Thursday, March 27, 2008

DOJ forums in Houston focus on prison rape

A guest column in today's Houston Chronicle informs us of hearings today and tomorrow in Houston focusing on prison rape ("For the sake of all Texans, stop rape in our prisons," March 27):

According to the Bureau of Justice Statistics, the Texas Department of Criminal Justice runs five of the 10 prisons with the highest rates of sexual victimization in the country. Today and Friday in Houston, the U.S. Department of Justice Review Panel on Prison Rape is holding public hearings to examine the policies and practices at these five prisons. The hearing provides a unique opportunity for policy-makers, and all Texans, to seek solutions to the systemic problems that have placed the TDCJ so firmly among the nation's most troubled prison systems.

The BJS prison ranking was based on the first-ever nationwide inmate survey, in which prisoners across the country were asked whether they had experienced sexual abuse at their current facility in the past 12 months.

Nationwide, the BJS found that 4.5 percent of prison inmates — that's 60,500 people, more than the population of Galveston — reported being sexually assaulted in the previous year alone. At each of the five TDCJ facilities represented at this week's hearing — the Allred Unit, the Clements Unit, the Coffield Unit, the Estelle Unit and the Mountain View Unit — between 9.3 percent and 15.7 percent of inmates reported that they had been sexually abused in the same period.

While anyone can become the victim of sexual abuse in detention, the most vulnerable inmates tend to be young, small in stature, nonviolent, transgender, gay or perceived to be gay, and inexperienced in the ways of prison life.

These stats are perhaps a tad misleading, at least when comparing Texas to other states, in that we're one of the few states with a fairly comprehensive reporting program, so more alleged prison rapes are identified at Texas units than is probably the case in other jurisdictions that report few or no confirmed inmate on inmate sexual assaults. Still, the numbers reported are high and shocking. If it's really true at some units 9-15% of inmates are sexually assaulted, that's a pretty nightmarish environment and doesn't speak well for management or security at those facilities.

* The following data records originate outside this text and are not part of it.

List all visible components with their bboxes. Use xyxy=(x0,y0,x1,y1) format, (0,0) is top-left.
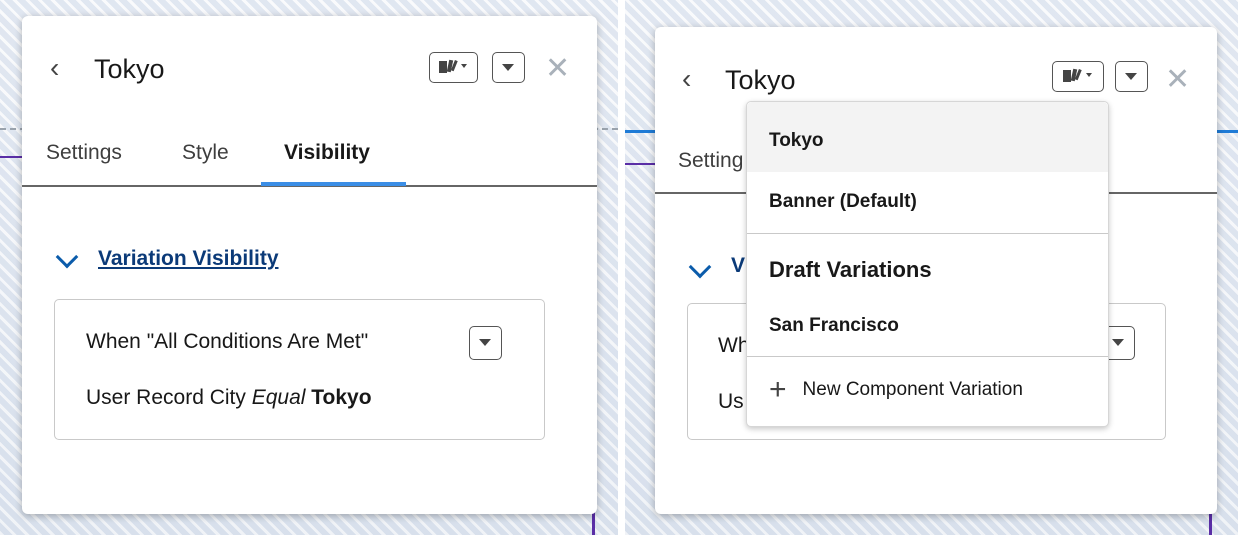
panel-title: Tokyo xyxy=(725,65,796,95)
condition-rule: Us xyxy=(718,390,744,413)
visibility-condition-card: When "All Conditions Are Met" User Recor… xyxy=(54,299,545,440)
close-icon[interactable]: ✕ xyxy=(1165,65,1190,95)
section-title-variation-visibility[interactable]: Variation Visibility xyxy=(98,247,279,271)
screenshot-divider xyxy=(618,0,625,535)
chevron-down-icon[interactable] xyxy=(688,255,712,279)
chevron-down-icon xyxy=(1125,73,1137,80)
menu-item-san-francisco[interactable]: San Francisco xyxy=(747,298,1108,354)
chevron-down-icon xyxy=(1112,339,1124,346)
variation-switcher-button[interactable] xyxy=(1052,61,1104,92)
panel-title: Tokyo xyxy=(94,54,165,84)
canvas-accent-line xyxy=(625,130,655,133)
menu-item-tokyo[interactable]: Tokyo xyxy=(747,102,1108,172)
condition-logic-label: When "All Conditions Are Met" xyxy=(86,330,369,353)
tab-visibility[interactable]: Visibility xyxy=(284,141,370,165)
condition-menu-button[interactable] xyxy=(469,326,502,360)
canvas-accent-line xyxy=(1217,130,1238,133)
properties-panel: ‹ Tokyo ✕ Settings Style Visibility Vari… xyxy=(22,16,597,514)
condition-logic-label: Wh xyxy=(718,334,750,357)
menu-separator xyxy=(747,356,1108,357)
chevron-down-icon xyxy=(479,339,491,346)
active-tab-indicator xyxy=(261,182,406,186)
left-screenshot: ‹ Tokyo ✕ Settings Style Visibility Vari… xyxy=(0,0,618,535)
menu-group-heading-draft-variations: Draft Variations xyxy=(769,257,932,282)
tab-style[interactable]: Style xyxy=(182,141,229,165)
chevron-down-icon[interactable] xyxy=(55,245,79,269)
condition-value: Tokyo xyxy=(311,386,372,409)
tab-settings[interactable]: Setting xyxy=(678,149,743,173)
canvas-accent-line xyxy=(625,163,655,165)
condition-field: User Record City xyxy=(86,386,246,409)
close-icon[interactable]: ✕ xyxy=(545,54,570,84)
variation-switcher-button[interactable] xyxy=(429,52,478,83)
back-icon[interactable]: ‹ xyxy=(50,54,59,82)
tab-settings[interactable]: Settings xyxy=(46,141,122,165)
plus-icon: + xyxy=(769,373,787,406)
variation-switcher-icon xyxy=(1063,68,1092,82)
menu-dropdown-button[interactable] xyxy=(1115,61,1148,92)
variation-dropdown-menu: Tokyo Banner (Default) Draft Variations … xyxy=(746,101,1109,427)
menu-dropdown-button[interactable] xyxy=(492,52,525,83)
condition-rule: User Record City Equal Tokyo xyxy=(86,386,372,410)
new-variation-label: New Component Variation xyxy=(802,379,1023,400)
condition-operator: Equal xyxy=(251,386,306,409)
chevron-down-icon xyxy=(502,64,514,71)
menu-item-new-component-variation[interactable]: + New Component Variation xyxy=(747,360,1108,420)
menu-separator xyxy=(747,233,1108,234)
menu-item-banner-default[interactable]: Banner (Default) xyxy=(747,172,1108,232)
section-title-variation-visibility[interactable]: V xyxy=(731,254,745,278)
right-screenshot: ‹ Tokyo ✕ Setting V Wh Us Tokyo Banner (… xyxy=(625,0,1238,535)
variation-switcher-icon xyxy=(439,59,467,73)
back-icon[interactable]: ‹ xyxy=(682,65,691,93)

MORE: See additional analysis on Texas prison rape data from the Houston Chronicle.

4 comments:

Anonymous said...

Look at the types of units those 5 are though, I dont know anything about Clements but Allred has a reputation for being pretty bad, Coffield is one of the biggest prisons in TDCJ with 4000 inmates, Estelle I'm told is often used to house inmates recovering from surgery and medical care at Galveston, and the Mountain View Unit houses female inmates including those on DR. All the most vulnerable of inmate groups.

Anonymous said...

Understaffing, poor pay, little or no training, overcrowding..... This is the formula for abuse. Most offenders going in are non violent, a hefty percentage were under the care of mental health systems, most are easy targets of predators. Sexual abuse is only one piece of this mess. Independent oversight and an overhaul of the judicial system would start a process to reform TDCJ. It will take a lot of concerned citizens.

Travis said...

The abuse is horrible in its own right (obvious). I wonder how many of the abused are exposed to disease in the attack. ie HIV (a possible death sentence)

Anonymous said...

travis, the risk to COs from HIV infection on a day to day basis is probably greater than inmate-to-inmate infection.